Senate President Keith Faber said favoring a tax cut for small-business owners over a cut for all Ohioans is a means to job creation.
“While we all support a 7 percent across-the-board income tax cut, we just did a 4.5 percent across-the-board income tax cut,” said Faber, a Celina Republican. “While I’m sure it helped at the margins, the reality is we want to do something that’s targeted to those 95 percent who are creators of the jobs.
“We believe the small-business tax cut will directly grow jobs in the immediate future.”
Though a personal income tax cut sounds all good & great, the small-business tax cut will have a greater impact on driving our state’s economy and helping all Ohioans. The 7% income tax reduction from the Ohio House was a good step, but it barely returned enough to my middle class family to order an extra pizza once a month. Regardless, both proposals have merit, and are aimed at putting Ohio on the right path.

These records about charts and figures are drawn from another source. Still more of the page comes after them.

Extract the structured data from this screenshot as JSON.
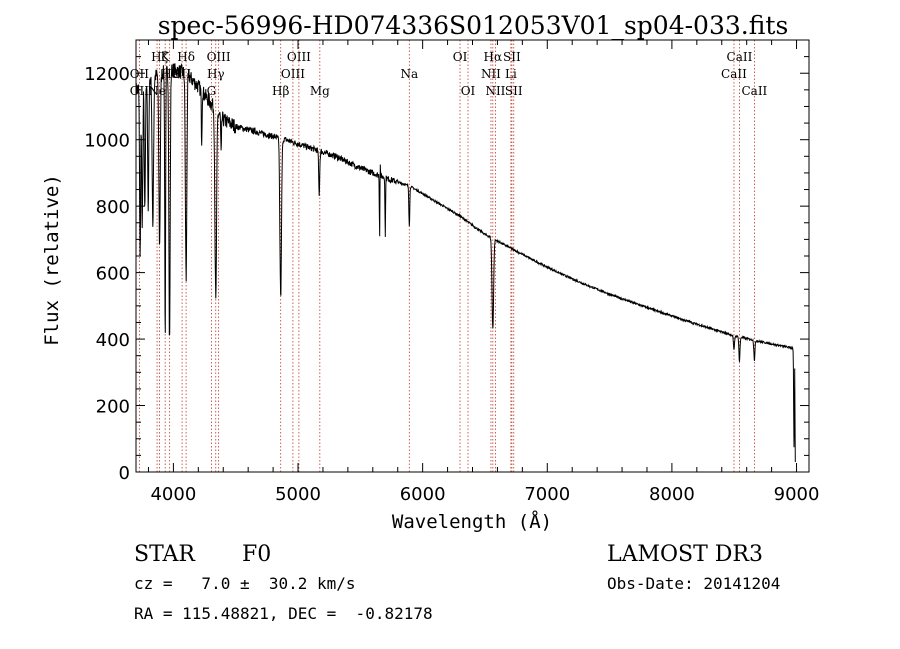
{
  "chart_data": {
    "type": "line",
    "title": "spec-56996-HD074336S012053V01_sp04-033.fits",
    "xlabel": "Wavelength (Å)",
    "ylabel": "Flux (relative)",
    "xlim": [
      3700,
      9100
    ],
    "ylim": [
      0,
      1300
    ],
    "xticks": [
      4000,
      5000,
      6000,
      7000,
      8000,
      9000
    ],
    "yticks": [
      0,
      200,
      400,
      600,
      800,
      1000,
      1200
    ],
    "continuum": {
      "x": [
        3700,
        3800,
        3900,
        4000,
        4100,
        4200,
        4300,
        4400,
        4500,
        4700,
        4900,
        5100,
        5300,
        5500,
        5700,
        5900,
        6100,
        6300,
        6500,
        6700,
        6900,
        7100,
        7300,
        7500,
        7700,
        7900,
        8100,
        8300,
        8500,
        8700,
        8900,
        8980
      ],
      "y": [
        1150,
        1180,
        1200,
        1210,
        1200,
        1160,
        1110,
        1060,
        1040,
        1020,
        1000,
        975,
        950,
        915,
        885,
        860,
        815,
        770,
        715,
        675,
        635,
        598,
        565,
        535,
        508,
        482,
        457,
        433,
        410,
        393,
        378,
        372
      ]
    },
    "absorption": [
      {
        "x": 3733,
        "depth": 500,
        "width": 6
      },
      {
        "x": 3750,
        "depth": 450,
        "width": 6
      },
      {
        "x": 3771,
        "depth": 400,
        "width": 6
      },
      {
        "x": 3798,
        "depth": 400,
        "width": 6
      },
      {
        "x": 3835,
        "depth": 450,
        "width": 8
      },
      {
        "x": 3889,
        "depth": 520,
        "width": 8
      },
      {
        "x": 3934,
        "depth": 800,
        "width": 5
      },
      {
        "x": 3969,
        "depth": 820,
        "width": 7
      },
      {
        "x": 4102,
        "depth": 620,
        "width": 8
      },
      {
        "x": 4227,
        "depth": 150,
        "width": 4
      },
      {
        "x": 4340,
        "depth": 580,
        "width": 9
      },
      {
        "x": 4383,
        "depth": 120,
        "width": 4
      },
      {
        "x": 4861,
        "depth": 480,
        "width": 9
      },
      {
        "x": 5170,
        "depth": 130,
        "width": 6
      },
      {
        "x": 5655,
        "depth": 210,
        "width": 3
      },
      {
        "x": 5700,
        "depth": 180,
        "width": 3
      },
      {
        "x": 5893,
        "depth": 120,
        "width": 5
      },
      {
        "x": 6563,
        "depth": 270,
        "width": 9
      },
      {
        "x": 8498,
        "depth": 45,
        "width": 6
      },
      {
        "x": 8542,
        "depth": 75,
        "width": 6
      },
      {
        "x": 8662,
        "depth": 60,
        "width": 6
      },
      {
        "x": 8980,
        "depth": 300,
        "width": 4
      }
    ],
    "emission": [
      {
        "x": 5658,
        "height": 80,
        "width": 3
      }
    ],
    "lines": [
      {
        "label": "Hζ",
        "x": 3889,
        "row": 0
      },
      {
        "label": "K",
        "x": 3934,
        "row": 0
      },
      {
        "label": "Hδ",
        "x": 4102,
        "row": 0
      },
      {
        "label": "OII",
        "x": 3727,
        "row": 1
      },
      {
        "label": "Hε",
        "x": 3970,
        "row": 1
      },
      {
        "label": "SII",
        "x": 4070,
        "row": 1
      },
      {
        "label": "OII",
        "x": 3727,
        "row": 2
      },
      {
        "label": "Ne",
        "x": 3869,
        "row": 2
      },
      {
        "label": "OIII",
        "x": 4363,
        "row": 0
      },
      {
        "label": "Hγ",
        "x": 4340,
        "row": 1
      },
      {
        "label": "G",
        "x": 4305,
        "row": 2
      },
      {
        "label": "OIII",
        "x": 5007,
        "row": 0
      },
      {
        "label": "OIII",
        "x": 4959,
        "row": 1
      },
      {
        "label": "Hβ",
        "x": 4861,
        "row": 2
      },
      {
        "label": "Mg",
        "x": 5175,
        "row": 2
      },
      {
        "label": "Na",
        "x": 5893,
        "row": 1
      },
      {
        "label": "OI",
        "x": 6300,
        "row": 0
      },
      {
        "label": "OI",
        "x": 6364,
        "row": 2
      },
      {
        "label": "Hα",
        "x": 6563,
        "row": 0
      },
      {
        "label": "SII",
        "x": 6716,
        "row": 0
      },
      {
        "label": "NII",
        "x": 6548,
        "row": 1
      },
      {
        "label": "Li",
        "x": 6708,
        "row": 1
      },
      {
        "label": "NII",
        "x": 6584,
        "row": 2
      },
      {
        "label": "SII",
        "x": 6731,
        "row": 2
      },
      {
        "label": "CaII",
        "x": 8542,
        "row": 0
      },
      {
        "label": "CaII",
        "x": 8498,
        "row": 1
      },
      {
        "label": "CaII",
        "x": 8662,
        "row": 2
      }
    ]
  },
  "info": {
    "object_class": "STAR",
    "subclass": "F0",
    "survey": "LAMOST DR3",
    "redshift": "cz =   7.0 ±  30.2 km/s",
    "obs_date": "Obs-Date: 20141204",
    "coords": "RA = 115.48821, DEC =  -0.82178"
  }
}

Ultimately, I believe some version of Governor Kasich’s original proposal is the next big step for Ohio’s tax system, though it most likely won’t be achieved this year. A substantial reduction, if not elimination, of the state income tax is necessary to keep Ohio competitive with other states, both for individuals and businesses that pay at the personal level.
And while there has been a lot of criticism—some justly—the idea of broadening the sales tax base is one Ohio must consider. Decades ago, Ohio had a goods-based economy; now, we’re more service-based. If a tax must exist, it has to be able to go after the dollars where the activity exists. And a consumption tax is the fairest tax—if you use it, you should be taxed, just like everyone else.
That said, Kasich’s original sales tax proposal bit off more than it could chew and would have been a nightmare to implement. Changing a huge portion of the tax code in only a couple of months? Commissioner Testa is good, but that’s asking a lot.
At the end of the day, this budget won’t be anything remarkable in terms of tax reform, but it will be a stepping stone in the right direction. Both the House and the Senate deserve credit for keeping the focus where it needs to be.